Attaque au couteau à Paris: un policier raconte le face à face avec le terroriste

François, un gardien de la paix de 41 ans, fait partie des policiers qui ont fait face à Khamzat Azimov samedi soir dans le IIe arrondissement de Paris. Il raconte la confrontation à BFMTV. 

François est policier depuis presque 10 ans. Samedi 12 mai, il est en patrouille avec deux de ses collègues de police-secours lorsqu’ils sont appelés à quelques rues de là. Un homme armé d’un couteau s’en est déjà pris à plusieurs personnes et s’enfuit dans le quartier de l’Opéra.

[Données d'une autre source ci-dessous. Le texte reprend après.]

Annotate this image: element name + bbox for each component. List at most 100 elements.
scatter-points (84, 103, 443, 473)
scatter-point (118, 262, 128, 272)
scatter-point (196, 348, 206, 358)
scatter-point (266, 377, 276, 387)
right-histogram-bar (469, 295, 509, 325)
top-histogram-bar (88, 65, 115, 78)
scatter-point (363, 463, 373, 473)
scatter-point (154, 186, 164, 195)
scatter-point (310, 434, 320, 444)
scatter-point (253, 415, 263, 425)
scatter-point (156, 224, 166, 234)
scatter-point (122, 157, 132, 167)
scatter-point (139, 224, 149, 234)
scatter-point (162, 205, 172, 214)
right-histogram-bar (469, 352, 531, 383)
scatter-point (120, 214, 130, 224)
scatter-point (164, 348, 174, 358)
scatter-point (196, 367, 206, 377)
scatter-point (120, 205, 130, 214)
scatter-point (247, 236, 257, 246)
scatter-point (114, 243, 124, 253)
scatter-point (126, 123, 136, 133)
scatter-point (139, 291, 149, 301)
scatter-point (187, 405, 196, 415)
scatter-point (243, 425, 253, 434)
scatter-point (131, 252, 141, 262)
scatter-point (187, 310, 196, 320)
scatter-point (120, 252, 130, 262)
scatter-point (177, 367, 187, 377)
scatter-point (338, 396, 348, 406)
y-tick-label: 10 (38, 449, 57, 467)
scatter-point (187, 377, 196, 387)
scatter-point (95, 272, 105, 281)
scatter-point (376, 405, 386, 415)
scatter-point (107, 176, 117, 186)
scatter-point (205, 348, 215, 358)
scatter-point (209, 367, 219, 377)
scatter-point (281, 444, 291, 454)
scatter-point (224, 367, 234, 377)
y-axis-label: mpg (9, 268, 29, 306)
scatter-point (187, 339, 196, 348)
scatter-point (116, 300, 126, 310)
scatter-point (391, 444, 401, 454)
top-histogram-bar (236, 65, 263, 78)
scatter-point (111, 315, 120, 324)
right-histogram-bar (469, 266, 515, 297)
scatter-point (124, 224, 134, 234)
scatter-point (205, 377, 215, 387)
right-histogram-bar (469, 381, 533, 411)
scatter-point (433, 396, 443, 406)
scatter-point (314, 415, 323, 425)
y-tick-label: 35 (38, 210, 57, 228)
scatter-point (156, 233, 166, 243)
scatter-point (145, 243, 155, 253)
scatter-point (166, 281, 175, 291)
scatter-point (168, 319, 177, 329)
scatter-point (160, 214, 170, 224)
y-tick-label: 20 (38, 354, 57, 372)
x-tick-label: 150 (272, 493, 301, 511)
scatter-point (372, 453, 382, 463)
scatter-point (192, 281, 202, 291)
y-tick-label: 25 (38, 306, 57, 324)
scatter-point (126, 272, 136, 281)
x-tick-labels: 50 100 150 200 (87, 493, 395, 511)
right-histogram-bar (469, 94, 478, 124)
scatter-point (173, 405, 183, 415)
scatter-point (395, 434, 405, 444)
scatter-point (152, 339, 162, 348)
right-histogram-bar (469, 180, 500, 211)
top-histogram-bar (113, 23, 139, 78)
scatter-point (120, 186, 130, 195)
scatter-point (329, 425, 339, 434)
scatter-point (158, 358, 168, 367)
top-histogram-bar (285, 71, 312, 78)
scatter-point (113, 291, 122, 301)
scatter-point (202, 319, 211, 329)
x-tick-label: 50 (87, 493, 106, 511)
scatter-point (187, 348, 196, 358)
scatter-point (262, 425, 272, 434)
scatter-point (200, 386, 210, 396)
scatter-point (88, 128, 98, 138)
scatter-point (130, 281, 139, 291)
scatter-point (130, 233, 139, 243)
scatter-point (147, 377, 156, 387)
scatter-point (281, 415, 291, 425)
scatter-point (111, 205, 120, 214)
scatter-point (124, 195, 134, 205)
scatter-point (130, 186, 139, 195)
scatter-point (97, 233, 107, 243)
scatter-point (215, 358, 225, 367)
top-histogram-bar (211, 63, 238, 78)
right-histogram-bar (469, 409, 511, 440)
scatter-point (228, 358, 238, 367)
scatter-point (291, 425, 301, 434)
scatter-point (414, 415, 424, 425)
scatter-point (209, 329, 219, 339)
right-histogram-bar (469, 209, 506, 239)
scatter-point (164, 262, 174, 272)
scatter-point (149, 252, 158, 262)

Les trois hommes sont sur place en moins de quatre minutes et interceptent l’agresseur au carrefour entre la rue de Monsigny et la rue Saint-Augustin.

“Au départ, il nous tourne le dos”, raconte à BFMTV le gardien de la paix. “A un moment donné il se retourne, il nous voit, il marche vers nous d’un pas déterminé en criant ‘je vais vous planter, je vais vous planter, tire, tire’.”

Khamzat Azimov, un Français d’origine tchétchène de 20 ans, se dirige droit sur eux après avoir tué une personne et blessé quatre autres.

“J’avais déjà le taser en main”, se souvient François, avant de poursuivre: “Il se dirige vers nous. On lui donne les injonctions de lâcher son arme, de ne plus bouger, ce qu’il ne fait pas. Il continue à avancer vers nous, toujours en criant les mêmes termes, ‘je vais vous planter'”.

Une confrontation de “dix, vingt secondes”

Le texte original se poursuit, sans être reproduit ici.